C: How long would it take to fabricate a puppet?

ANTHONY STACCHI: I don’t have that exact number but it would take months. You have to make sure the costume and everything works over the structure. You’d sometimes find an animator moving to then see how we can get the puppet out of certain movements or if we didn’t like a certain walk.

C: Your pasts are very diverse in art with CGI and animation. Do you almost prefer to not work with live actors but in a world you created?

ANTHONY STACCHI: We actually probably deal with more live acting. You have storyboard artists, the animators, the actors—we get to run at performances a number of times. It helps to figure them out. Stop motion animation is different because it is a performance. The animator will do it once to test and rehearse and then one more time for film.

GRAHAM ANNABLE: It’s like opening night every day.

ANTHONY STACCHI: Sometimes you get great spontaneity and other times you don’t get exactly what you wanted or hoped for. It can be way more stressful.

C: One last question for each of you -- Graham with your background in animation and CGI. Did you see the movie in stop animation or CGI in your head when you would direct scenes?

GRAHAM ANNABLE: I guess for me coming from the storyboard world, I always visualize it as a storyboard drawing. You’re writing with drawings and using all these visual elements. So I tend to think of things through the drawings. But, it translates in to another realm in stop animation. When I was working on boards for Coraline and Paranorman, I had this impression the movies done and you just need to replicate that. (Laughs)

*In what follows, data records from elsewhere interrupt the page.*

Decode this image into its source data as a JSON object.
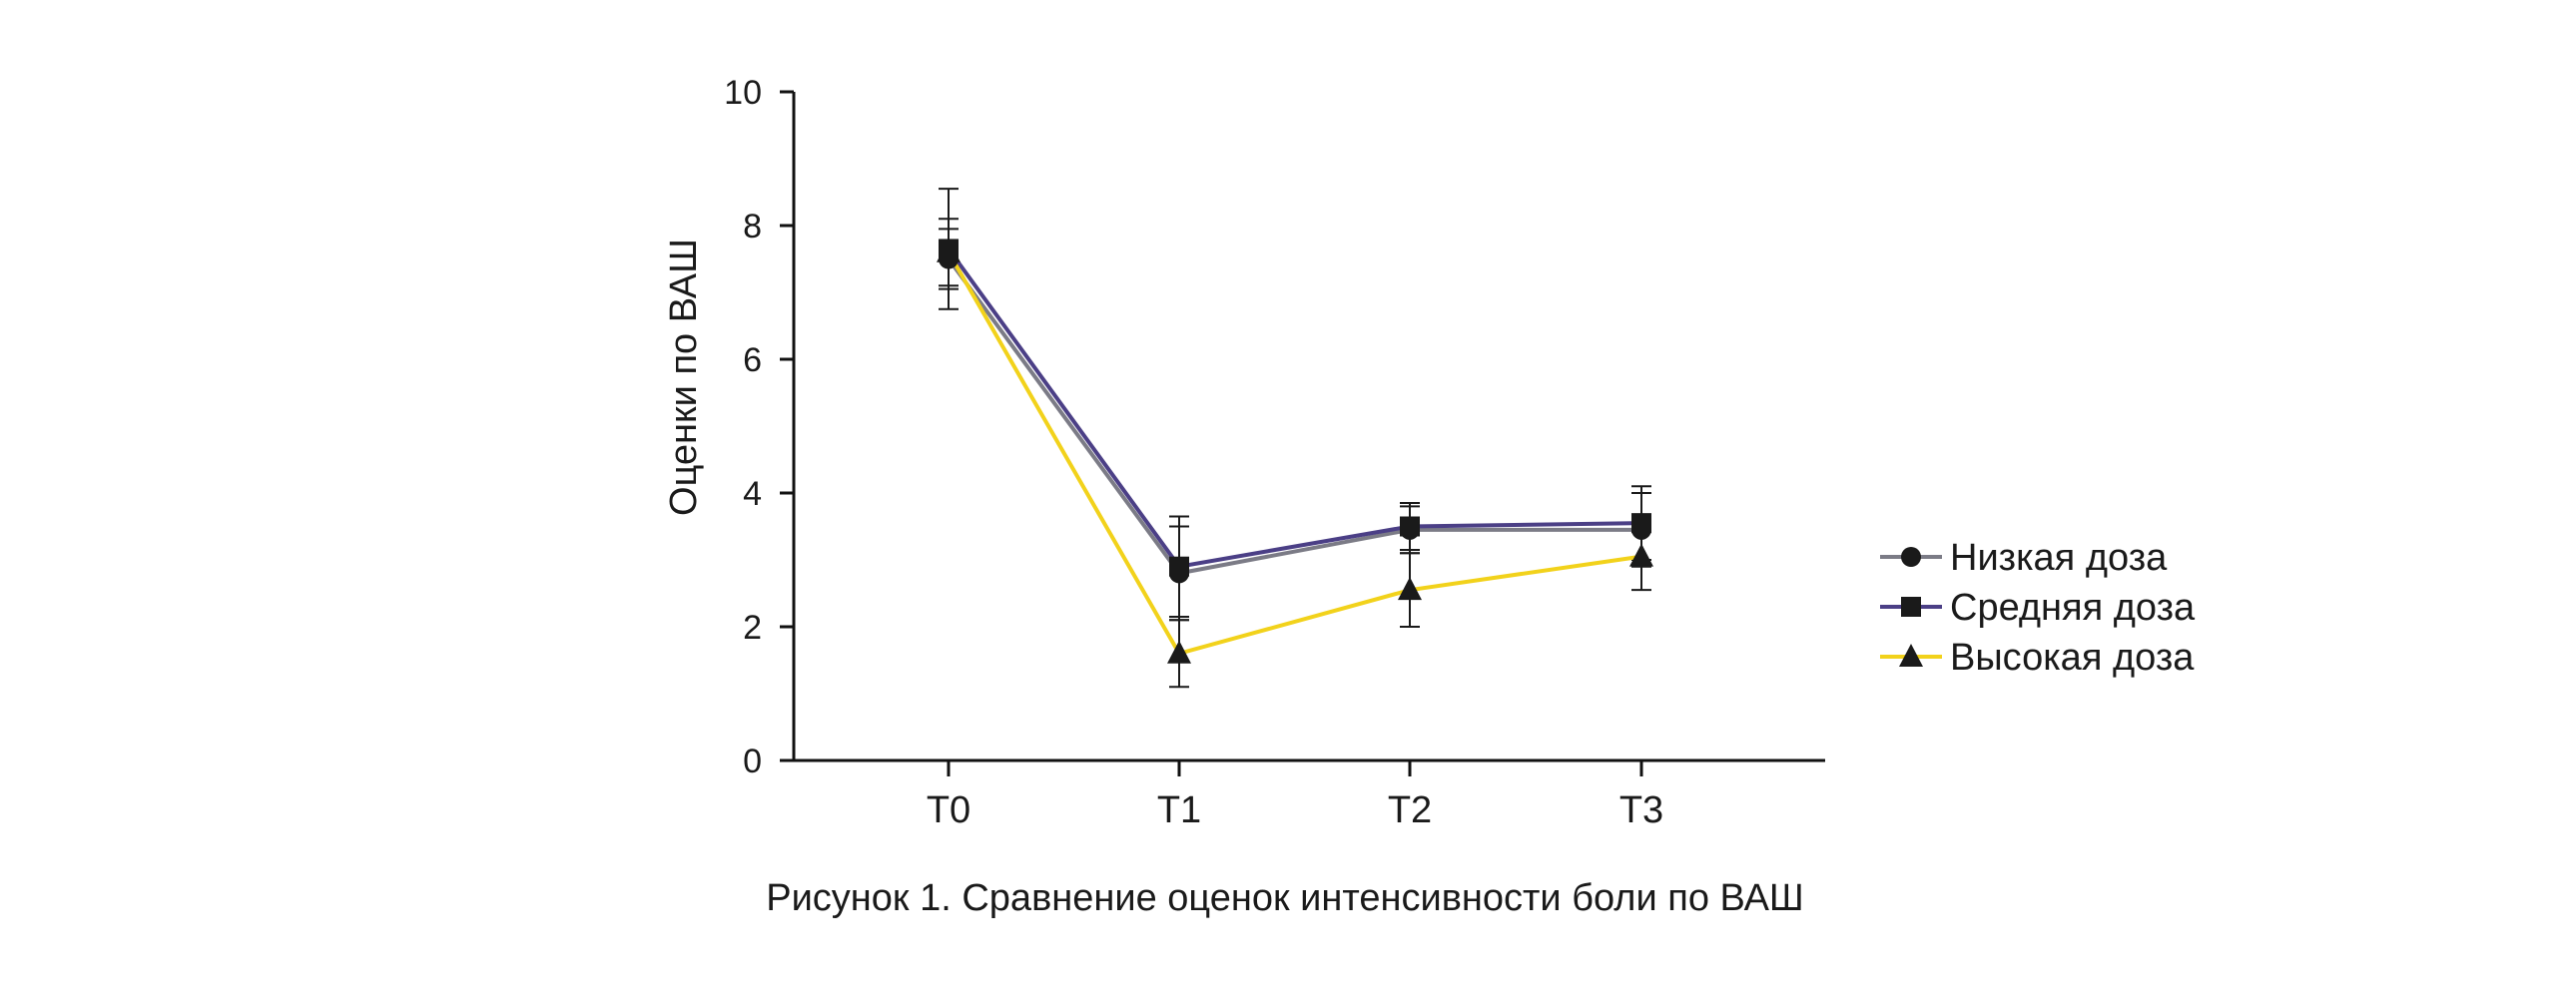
{
  "caption": "Рисунок 1. Сравнение оценок интенсивности боли по ВАШ",
  "chart_data": {
    "type": "line",
    "ylabel": "Оценки по ВАШ",
    "xlabel": "",
    "categories": [
      "T0",
      "T1",
      "T2",
      "T3"
    ],
    "ylim": [
      0,
      10
    ],
    "yticks": [
      0,
      2,
      4,
      6,
      8,
      10
    ],
    "grid": false,
    "legend_position": "right",
    "series": [
      {
        "name": "Низкая доза",
        "color": "#7b7b86",
        "marker": "circle",
        "values": [
          7.5,
          2.8,
          3.45,
          3.45
        ],
        "error": [
          0.45,
          0.7,
          0.35,
          0.55
        ]
      },
      {
        "name": "Средняя доза",
        "color": "#4b3f86",
        "marker": "square",
        "values": [
          7.65,
          2.9,
          3.5,
          3.55
        ],
        "error": [
          0.9,
          0.75,
          0.35,
          0.55
        ]
      },
      {
        "name": "Высокая доза",
        "color": "#f2d21b",
        "marker": "triangle",
        "values": [
          7.6,
          1.6,
          2.55,
          3.05
        ],
        "error": [
          0.5,
          0.5,
          0.55,
          0.5
        ]
      }
    ]
  }
}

I never quite recognized the evolution that happens beyond that point and the intensity of the conversations we would have with the animators. We figured out the movie on the boards but the movie becomes what it will be in those conversations Then the animator walks out to the stage to get the shot. It was very revealing for me.

C: Tony, 1976 Worcester, MA Boys Club—Best in Show Pigeon? (laughter) Do you put that in to your bio in case Mike Tyson wants to do a movie with you?

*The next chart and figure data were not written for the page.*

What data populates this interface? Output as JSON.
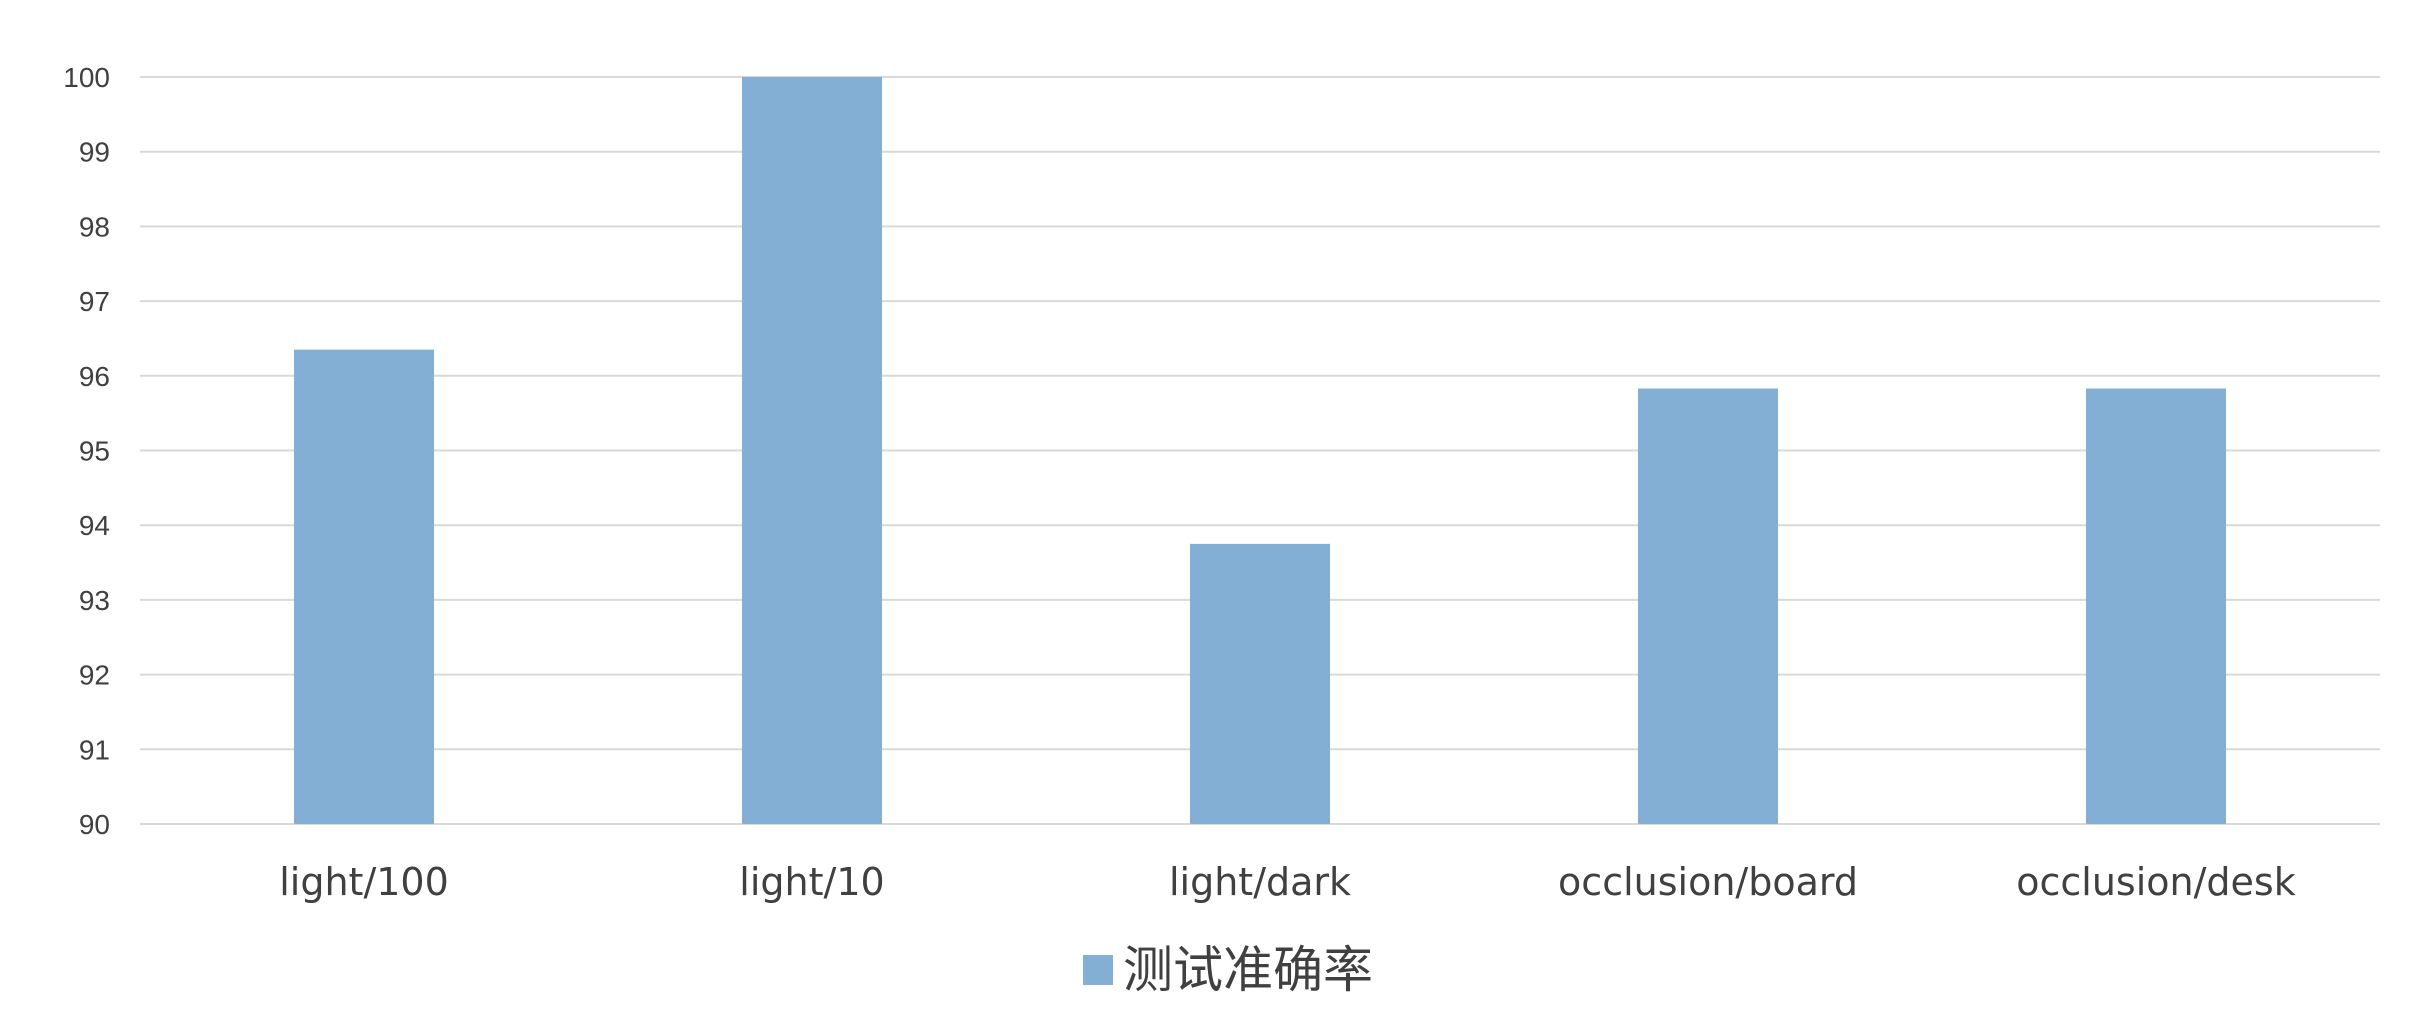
{
  "chart_data": {
    "type": "bar",
    "title": "",
    "xlabel": "",
    "ylabel": "",
    "categories": [
      "light/100",
      "light/10",
      "light/dark",
      "occlusion/board",
      "occlusion/desk"
    ],
    "series": [
      {
        "name": "测试准确率",
        "values": [
          96.35,
          100,
          93.75,
          95.83,
          95.83
        ],
        "color": "#83AFD4"
      }
    ],
    "ylim": [
      90,
      100
    ],
    "yticks": [
      90,
      91,
      92,
      93,
      94,
      95,
      96,
      97,
      98,
      99,
      100
    ],
    "grid": true,
    "legend_position": "bottom"
  },
  "colors": {
    "gridline": "#d9d9d9",
    "text": "#404040",
    "bar": "#83AFD4"
  }
}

ANTHONY STACCHI: (Laughing) No, for years I sat across from a guy at ILM who had Academy Awards on his desk. I had nothing to compete with him and I had my Best in Show Trophy. I put it in the middle of my desk to face off with his Academy Awards.

C: Did he find the humor in that?

ANTHONY STACCHI: No, not really. It was more like “get this guy out of my office.” (laughing)

The Boxtrolls is opening this weekend at theaters nationwide.